もしかして車とかにも衝突対策に強度上昇として使われてたりすんのか? 上田さんにその辺りも聞いときゃよかったかなぁ…)
粉末を利用することで強度や重量を変えられるという事実に更にいろんな魔石の使い道が想像できてしまった。その辺のガードレールや電柱にすらそれが使われているのではないかと考える。
(割れてしまった魔石は廃棄じゃなくて粉末状にして更に使えるってことだよな…。実質魔石を使用した合金があるんだなこの世界。この携帯を見るにプラスチックにも混ぜられるってことだし、ほんと利用の幅が広すぎるな…)
新たな事実を知り更に困惑する将一。こりゃ早いとこダンジョン街に行った方がいいなと思ってしまった。わかってはいたが知らないことが多すぎる。

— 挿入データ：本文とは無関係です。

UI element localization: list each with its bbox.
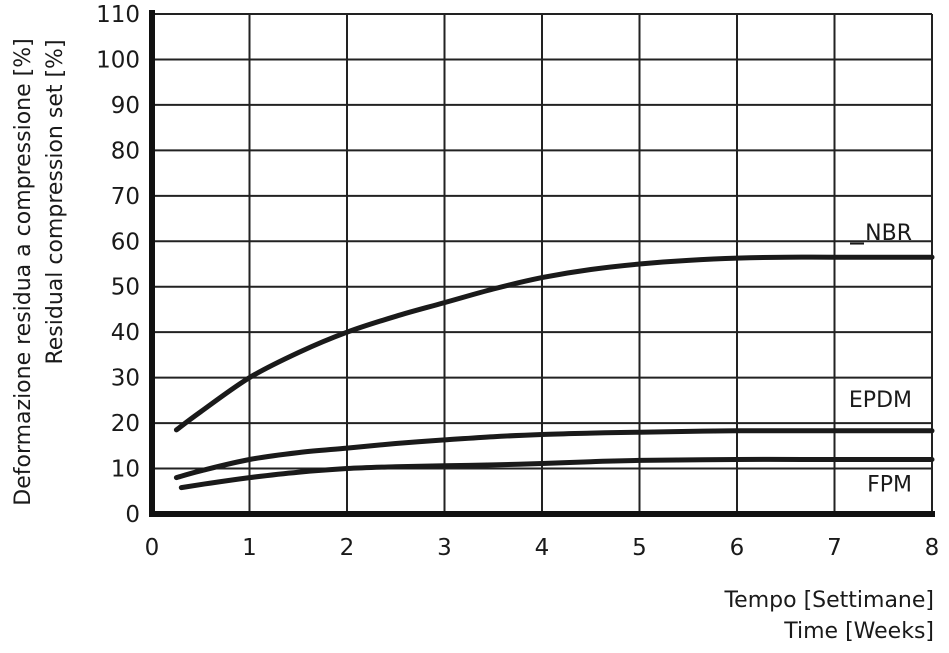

「この携帯だけではありませんけど、お年寄りの方は落とすことも多かったんですよ。魔石の利用によって強度が上がり壊れにくくなりましたので今では修理に出されることも減りましたね。あ…ですが水には相変わらず弱いのでそこは注意していただきたいかと」
「強度は上がっても耐水はまだという事ですね。わかりました」
「それでは石田様のデータを入れてまいりますので携帯に付けられるストラップ等でも見てお待ちください」
そう言って店員さんは奥のスタッフ以外立ち入り禁止区域に消えていった。
最後にストラップも買ってくださいと若干念押しされたような気もするがあまり気にしないでおこう。
店員さんが帰ってくる間店の隅に設けられた休憩所みたいなところで飲み物を買って休む。一応これで今日のやるべきことは終えられたはずと肩の力を抜いた。
(とりあえず車も新しい物を手に入れられたし携帯も買えたな。後はあの分厚い説明書を読みながら設定弄らなきゃいかんか。それから上田さんに電話番号教えるために電話をすれば今日の予定は完全に終了だなぁ。車両保険だの携帯プランの契約だの、やっぱ疲れるわ……。
それと明日は生命保険とかにも入っとかなきゃいけないか。ダンジョン街行ったら貸し物件の契約もあるし家電もそろえなくちゃなぁ…。ああ…そういやダンジョン街で貸し物件借りたら住所変更の手続きとかもしなくちゃならんのか…だりぃなぁ…たくっ。
異世界だとこういう契約契約ってのがないから楽ではあるんだろうけど…自分の為でもあるし手が抜けない所だよな。面倒でもやっぱやんないとだなぁ…)
こっちの世界だとこういうところが面倒くさいんだよなぁと思いながら今後の予定を考える。
何をするにしても契約がらみな事しか思いつかず、理解はしているが面倒くさいという思いが常に付きまとっていた。
休んでいるはずなのになんか疲れてしまう。早く店員さん戻ってこないかなぁ…と、ため息を吐きながら手元の飲み物をぐびぐびと呷った。